Bylaws

Adopted January 2003, Revised February 2004, June 2006, June 2015, March 2016, June 2019
Current Revision July 2021

[A] Name

The name of this organization shall be the Multidisciplinary Engineering Division (MULTI) of the American Society for Engineering Education.

[B] Objectives

The objectives of this Division are identical with the objectives of the Society as set out in the ASEE Constitution, with an emphasis on those objectives that pertain to the promotion and development of multidisciplinary engineering education. Specifically, the Division shall:

[1] Assist in providing sound curricula in modern engineering by sponsoring papers, presentations, and panel discussions, etc., on the subject matter and on methods of presentation of courses and programs in multidisciplinary engineering education.

[2] Represent the interests of curricula in multidisciplinary engineering by acting as a resource to assist these programs with regard to accreditation, student placement, etc.

[3] Seek to achieve representation from all multidisciplinary engineering programs.

[C] Statement on Diversity and Inclusion

The Division is committed to promoting the inclusion, equity, and education of diverse individuals and to embracing diverse ideas in the profession of engineering. The Division recognizes that diversity offers strength in creativity, broadness of new ideas, and an embracing of new perspectives to arrive at the most truly innovative, resource-smart solutions possible.

[D] Membership

Any member of ASEE shall become a member of the Division by indicating this preference as one of their Division affiliation choices.

[E] Organization

The Division shall be administered by an Executive Committee composed of the Chair, Vice-Chair, Secretary/Treasurer, and Directors-at-Large. The Chair shall represent the Division on the Council Board of the Professional Interest Council to which the Division has been assigned by the Society.

[F] Officers

[1] The Division’s officers shall be:

Immediate Past Chair – serving a term of two-years
Chair – serving a term of two-years and succeeding to the position of Immediate Past Chair
Vice-Chair – serving a term of two-years and succeeding to the position of Chair
Secretary/Treasurer – serving a term of two-years and succeeding to the position of Vice-Chair
Directors-at-Large – two, each serving a term of two-years
Webmaster – appointed by the Executive Committee

[2] The Chair and other elected officers shall assume their duties at the close of the Division’s business meeting conducted at the annual meeting of the Society. Appointed officers shall assume their duties upon appointment.

[3] In the event of the resignation or death of one of the members of the Executive Committee, the vacated office shall be filled for the duration of the unexpired term by a person to be appointed by vote of the Executive Committee, except that:

[a] in the event of the resignation or death of the Chair, the Chair-Elect shall take office as Chair immediately, serving out the duration of the unexpired term followed by the term to which they had been elected;

[b] in the event of the resignation or death of the Chair Elect, a special election shall be conducted within 30 days to elect a new Chair Elect and the Executive Committee may, at its discretion, appoint a person to fulfill the duties of the Chair Elect until the position is filled by election;

[c] in the event of the resignation or death of the Immediate Past Chair, the vacated office shall not be filled for the duration of the unexpired term.

[2] The VICE-CHAIR shall:

[a] Serve as the Program Chair.
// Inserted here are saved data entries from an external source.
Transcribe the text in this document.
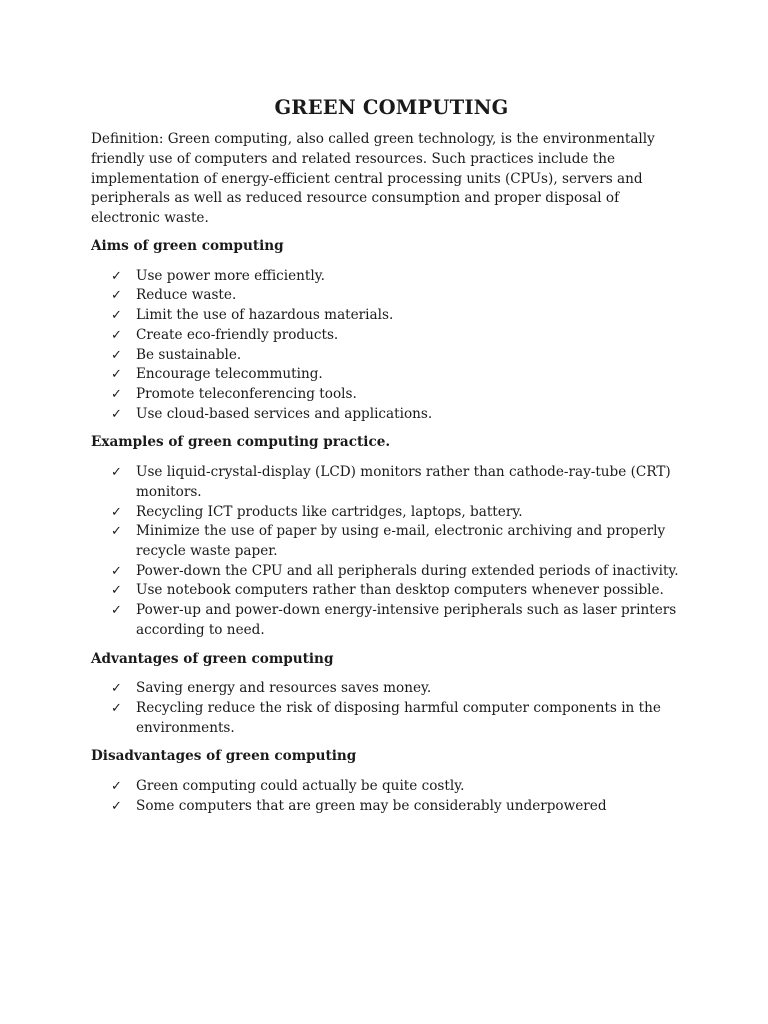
GREEN COMPUTING

Definition: Green computing, also called green technology, is the environmentally friendly use of computers and related resources. Such practices include the implementation of energy-efficient central processing units (CPUs), servers and peripherals as well as reduced resource consumption and proper disposal of electronic waste.

Aims of green computing
✓ Use power more efficiently.
✓ Reduce waste.
✓ Limit the use of hazardous materials.
✓ Create eco-friendly products.
✓ Be sustainable.
✓ Encourage telecommuting.
✓ Promote teleconferencing tools.
✓ Use cloud-based services and applications.
Examples of green computing practice.
✓ Use liquid-crystal-display (LCD) monitors rather than cathode-ray-tube (CRT) monitors.
✓ Recycling ICT products like cartridges, laptops, battery.
✓ Minimize the use of paper by using e-mail, electronic archiving and properly recycle waste paper.
✓ Power-down the CPU and all peripherals during extended periods of inactivity.
✓ Use notebook computers rather than desktop computers whenever possible.
✓ Power-up and power-down energy-intensive peripherals such as laser printers according to need.
Advantages of green computing
✓ Saving energy and resources saves money.
✓ Recycling reduce the risk of disposing harmful computer components in the environments.
Disadvantages of green computing
✓ Green computing could actually be quite costly.
✓ Some computers that are green may be considerably underpowered
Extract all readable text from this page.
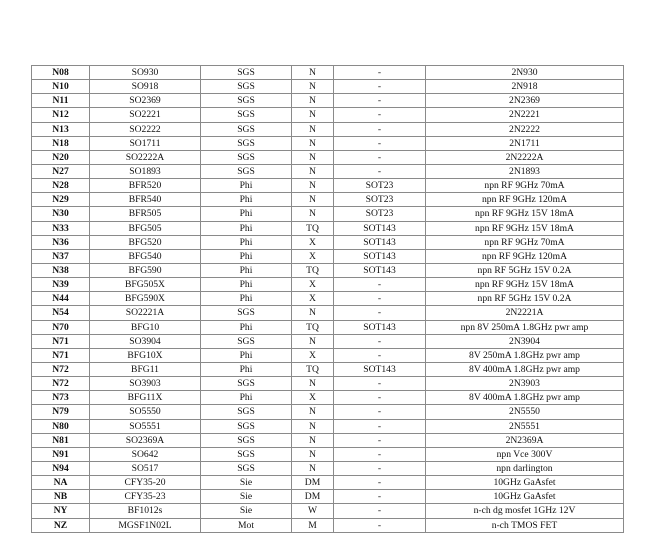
N08	SO930	SGS	N	-	2N930
N10	SO918	SGS	N	-	2N918
N11	SO2369	SGS	N	-	2N2369
N12	SO2221	SGS	N	-	2N2221
N13	SO2222	SGS	N	-	2N2222
N18	SO1711	SGS	N	-	2N1711
N20	SO2222A	SGS	N	-	2N2222A
N27	SO1893	SGS	N	-	2N1893
N28	BFR520	Phi	N	SOT23	npn RF 9GHz 70mA
N29	BFR540	Phi	N	SOT23	npn RF 9GHz 120mA
N30	BFR505	Phi	N	SOT23	npn RF 9GHz 15V 18mA
N33	BFG505	Phi	TQ	SOT143	npn RF 9GHz 15V 18mA
N36	BFG520	Phi	X	SOT143	npn RF 9GHz 70mA
N37	BFG540	Phi	X	SOT143	npn RF 9GHz 120mA
N38	BFG590	Phi	TQ	SOT143	npn RF 5GHz 15V 0.2A
N39	BFG505X	Phi	X	-	npn RF 9GHz 15V 18mA
N44	BFG590X	Phi	X	-	npn RF 5GHz 15V 0.2A
N54	SO2221A	SGS	N	-	2N2221A
N70	BFG10	Phi	TQ	SOT143	npn 8V 250mA 1.8GHz pwr amp
N71	SO3904	SGS	N	-	2N3904
N71	BFG10X	Phi	X	-	8V 250mA 1.8GHz pwr amp
N72	BFG11	Phi	TQ	SOT143	8V 400mA 1.8GHz pwr amp
N72	SO3903	SGS	N	-	2N3903
N73	BFG11X	Phi	X	-	8V 400mA 1.8GHz pwr amp
N79	SO5550	SGS	N	-	2N5550
N80	SO5551	SGS	N	-	2N5551
N81	SO2369A	SGS	N	-	2N2369A
N91	SO642	SGS	N	-	npn Vce 300V
N94	SO517	SGS	N	-	npn darlington
NA	CFY35-20	Sie	DM	-	10GHz GaAsfet
NB	CFY35-23	Sie	DM	-	10GHz GaAsfet
NY	BF1012s	Sie	W	-	n-ch dg mosfet 1GHz 12V
NZ	MGSF1N02L	Mot	M	-	n-ch TMOS FET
In this capacity they shall:

● Arrange and coordinate the unit’s activities at the Society’s annual meeting.
● Work with the Executive Committee to develop technical programs in accordance with the unit’s objectives.
● Coordinate sessions within the time frame set by ASEE headquarters for inviting speakers, notifying headquarters of logistical needs, etc., as set forth in the “Program Chair Guidelines” available from the ASEE Conferences department.
● Work with ASEE Conferences department staff in the on-site management of sessions.
● Preside over the Best Paper Committee

[b] Assume the duties of the Chair when necessary. In this capacity they shall:

● Act for the Chair at business meetings and Executive Committee meetings in the event of the Chair’s absence.
● Succeed the Chair upon completion of their term in office.
● Take office as Chair, as specified in [E-3-a] above, in the event of the resignation or death of the Chair before their term is completed.

[3] The SECRETARY-TREASURER shall:

[a] Serve as the Secretary. In this capacity they shall:

● Record the minutes of Executive Committee meetings and the annual business meeting, and distribute copies of the minutes to appropriate unit and Society officers.
● Be responsible for the official records of the Executive Committee and the unit, and ensure that the files of the unit are passed along to their successor.
● Implement elections and other ballots.
● Compile an annual report of the activities of the unit as requested by the Secretary of the Society.
● Assure that official cash disbursement signatures are on file at Society headquarters.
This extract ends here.